Hier encore, la brume a enveloppé Turin en mémoire du 4 mai 1949. Il y a soixante-dix-sept ans, un avion transportant l’équipe mythique du « Grande Torino » s’écrasait contre la basilique de Superga, après avoir longé notre littoral maralpin. Un drame national qui a fauché l’insouciance d’une Italie en pleine reconstruction. Retour sur un mythe pulvérisé en plein vol.
Le grondement des moteurs qui se perd dans le brouillard, puis, soudain, le grand silence. Comme le relate avec émotion le Quotidiano Piemontese dans son édition commémorative de ce début mai, le 4 mai 1949 reste gravé comme l’une des tragédies les plus foudroyantes de l’histoire du sport. En s’écrasant sur les hauteurs de Turin, le Fiat G.212 de la compagnie ALI n’a pas seulement tué trente-et-une personnes : il a décapité le symbole d’un pays qui renaissait de ses cendres.
Un linceul de brume au bout de l’arc méditerranéen
L’histoire avait pourtant commencé sous le soleil lusitanien. La veille du drame, l’équipe piémontaise s’était inclinée (4-3) à Lisbonne lors d’un match amical organisé en soutien au capitaine du Benfica, Francisco Ferreira. D’après les plans de vol et les données aéronautiques d’époque exhumés par les archives historiques, le vol de retour devait être une formalité. Après une escale à Barcelone, le trimoteur a longé notre bassin de vie, survolant successivement Toulon, Nice, Albenga puis Savone.
C’est à ce niveau de la côte ligure que l’appareil bifurque vers le nord pour entamer son approche finale vers le Piémont. Mais selon les rapports météorologiques documentés de l’aéroport d’Aeritalia, le ciel s’est refermé. Rafales de vent, pluie battante, visibilité réduite à quarante mètres : l’enfer blanc. Alors que les pilotes amorcent leur virage vers la piste, une défaillance technique et des vents cisaillants scellent leur destin. Les données d’enquête post-crash révèlent la sombre probabilité d’un altimètre bloqué sur 2 000 mètres. À 17h03, l’avion, lancé à 180 km/h, s’encastre dans le mur de soutènement de la basilique de Superga, perchée à 669 mètres d’altitude.
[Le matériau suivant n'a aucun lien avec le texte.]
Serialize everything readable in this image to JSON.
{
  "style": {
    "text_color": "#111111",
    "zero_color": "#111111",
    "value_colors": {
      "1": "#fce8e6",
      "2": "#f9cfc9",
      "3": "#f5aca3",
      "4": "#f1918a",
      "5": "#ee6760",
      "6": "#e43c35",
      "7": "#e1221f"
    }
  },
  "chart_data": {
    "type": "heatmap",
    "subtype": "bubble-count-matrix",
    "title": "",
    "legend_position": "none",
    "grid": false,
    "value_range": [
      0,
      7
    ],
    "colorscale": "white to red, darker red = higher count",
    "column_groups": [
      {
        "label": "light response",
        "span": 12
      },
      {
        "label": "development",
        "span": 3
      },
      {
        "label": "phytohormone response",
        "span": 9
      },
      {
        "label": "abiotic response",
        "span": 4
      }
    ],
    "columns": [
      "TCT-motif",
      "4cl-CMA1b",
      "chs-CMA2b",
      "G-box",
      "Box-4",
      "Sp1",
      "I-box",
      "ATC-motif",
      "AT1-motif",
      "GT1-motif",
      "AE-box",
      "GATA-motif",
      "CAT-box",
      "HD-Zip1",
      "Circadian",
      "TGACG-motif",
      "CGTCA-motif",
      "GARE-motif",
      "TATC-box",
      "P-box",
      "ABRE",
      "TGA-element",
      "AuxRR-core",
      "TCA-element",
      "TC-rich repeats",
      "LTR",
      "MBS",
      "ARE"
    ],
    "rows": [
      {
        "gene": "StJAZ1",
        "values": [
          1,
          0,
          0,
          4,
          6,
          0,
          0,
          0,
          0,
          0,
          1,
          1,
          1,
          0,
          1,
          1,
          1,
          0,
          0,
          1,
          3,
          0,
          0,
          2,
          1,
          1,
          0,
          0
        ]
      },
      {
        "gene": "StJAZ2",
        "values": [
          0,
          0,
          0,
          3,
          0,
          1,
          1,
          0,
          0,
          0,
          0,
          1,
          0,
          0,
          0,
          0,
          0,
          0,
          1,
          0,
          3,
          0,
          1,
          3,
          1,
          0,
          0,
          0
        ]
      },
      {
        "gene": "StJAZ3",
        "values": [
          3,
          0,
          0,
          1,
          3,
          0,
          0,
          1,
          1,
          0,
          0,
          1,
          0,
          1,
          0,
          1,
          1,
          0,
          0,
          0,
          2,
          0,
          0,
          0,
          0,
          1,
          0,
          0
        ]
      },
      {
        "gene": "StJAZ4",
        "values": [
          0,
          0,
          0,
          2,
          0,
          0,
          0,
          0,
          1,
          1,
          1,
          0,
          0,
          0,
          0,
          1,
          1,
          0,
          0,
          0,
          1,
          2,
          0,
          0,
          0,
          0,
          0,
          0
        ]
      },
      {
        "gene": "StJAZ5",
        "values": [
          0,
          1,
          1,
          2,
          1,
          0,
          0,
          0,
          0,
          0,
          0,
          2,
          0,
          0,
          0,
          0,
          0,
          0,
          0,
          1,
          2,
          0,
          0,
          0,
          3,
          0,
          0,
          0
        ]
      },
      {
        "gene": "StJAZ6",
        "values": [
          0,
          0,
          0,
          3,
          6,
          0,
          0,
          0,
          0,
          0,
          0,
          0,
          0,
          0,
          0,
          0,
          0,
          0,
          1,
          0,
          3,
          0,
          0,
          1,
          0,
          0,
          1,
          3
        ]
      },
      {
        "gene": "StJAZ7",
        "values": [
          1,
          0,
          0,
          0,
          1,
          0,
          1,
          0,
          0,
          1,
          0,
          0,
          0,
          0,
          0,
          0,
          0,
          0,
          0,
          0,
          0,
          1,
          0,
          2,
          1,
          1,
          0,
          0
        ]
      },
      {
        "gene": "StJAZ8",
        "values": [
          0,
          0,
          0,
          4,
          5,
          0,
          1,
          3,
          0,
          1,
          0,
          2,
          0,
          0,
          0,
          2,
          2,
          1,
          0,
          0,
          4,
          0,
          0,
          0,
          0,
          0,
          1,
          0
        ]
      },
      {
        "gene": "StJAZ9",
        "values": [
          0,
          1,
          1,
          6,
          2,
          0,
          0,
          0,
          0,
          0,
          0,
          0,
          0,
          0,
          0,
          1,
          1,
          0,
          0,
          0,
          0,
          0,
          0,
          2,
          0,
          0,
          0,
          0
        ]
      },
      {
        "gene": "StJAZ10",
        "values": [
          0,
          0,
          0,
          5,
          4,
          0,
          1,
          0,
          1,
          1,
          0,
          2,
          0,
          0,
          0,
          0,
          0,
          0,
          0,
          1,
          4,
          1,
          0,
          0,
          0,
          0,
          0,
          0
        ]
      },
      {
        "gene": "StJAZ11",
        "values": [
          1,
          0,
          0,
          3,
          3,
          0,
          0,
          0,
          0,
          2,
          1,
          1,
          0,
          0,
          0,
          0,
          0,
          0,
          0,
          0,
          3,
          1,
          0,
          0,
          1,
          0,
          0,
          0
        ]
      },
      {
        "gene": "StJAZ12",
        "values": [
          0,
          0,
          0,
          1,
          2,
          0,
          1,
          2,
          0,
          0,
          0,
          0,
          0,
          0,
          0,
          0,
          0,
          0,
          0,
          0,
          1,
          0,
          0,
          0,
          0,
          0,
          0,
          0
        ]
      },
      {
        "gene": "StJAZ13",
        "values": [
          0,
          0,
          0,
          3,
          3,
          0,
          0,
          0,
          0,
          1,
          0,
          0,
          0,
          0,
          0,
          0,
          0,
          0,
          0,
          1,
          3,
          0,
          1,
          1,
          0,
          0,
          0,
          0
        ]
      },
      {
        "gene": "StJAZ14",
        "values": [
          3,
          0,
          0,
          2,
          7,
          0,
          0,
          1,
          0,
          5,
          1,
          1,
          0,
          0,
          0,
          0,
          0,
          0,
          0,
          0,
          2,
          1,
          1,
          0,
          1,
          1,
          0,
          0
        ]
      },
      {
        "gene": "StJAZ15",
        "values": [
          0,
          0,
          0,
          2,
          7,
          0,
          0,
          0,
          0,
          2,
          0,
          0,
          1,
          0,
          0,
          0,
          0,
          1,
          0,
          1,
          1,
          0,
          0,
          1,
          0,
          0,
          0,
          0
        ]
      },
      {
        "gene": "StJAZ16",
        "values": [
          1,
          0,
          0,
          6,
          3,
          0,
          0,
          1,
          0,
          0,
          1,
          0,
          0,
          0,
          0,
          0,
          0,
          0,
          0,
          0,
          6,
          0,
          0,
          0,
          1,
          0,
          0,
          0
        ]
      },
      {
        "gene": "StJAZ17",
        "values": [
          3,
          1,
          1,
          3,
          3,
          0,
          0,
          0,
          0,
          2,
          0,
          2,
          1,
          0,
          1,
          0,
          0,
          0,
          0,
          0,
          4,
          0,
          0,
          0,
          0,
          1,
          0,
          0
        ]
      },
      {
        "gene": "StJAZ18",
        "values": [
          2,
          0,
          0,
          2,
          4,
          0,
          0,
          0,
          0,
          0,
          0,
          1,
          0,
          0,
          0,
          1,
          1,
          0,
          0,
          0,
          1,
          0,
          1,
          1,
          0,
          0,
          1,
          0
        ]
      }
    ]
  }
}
La roulette russe du destin
Il n’y a eu aucun survivant. L’inventaire macabre, recensé minutieusement par la documentation sportive italienne, donne le vertige. Outre l’équipage, la catastrophe emporte dix-huit joueurs, des dirigeants, le staff technique et trois figures de la presse sportive : Renato Casalbore (fondateur de Tuttosport), Renato Tosatti (Gazzetta del Popolo) et Luigi Cavallero (La Nuova Stampa). Selon les mémoires du football transalpin, c’est à Vittorio Pozzo, ancien sélectionneur de la Nazionale, qu’incomba la tâche insoutenable d’identifier les corps déchiquetés de ceux qu’il avait lui-même dirigés.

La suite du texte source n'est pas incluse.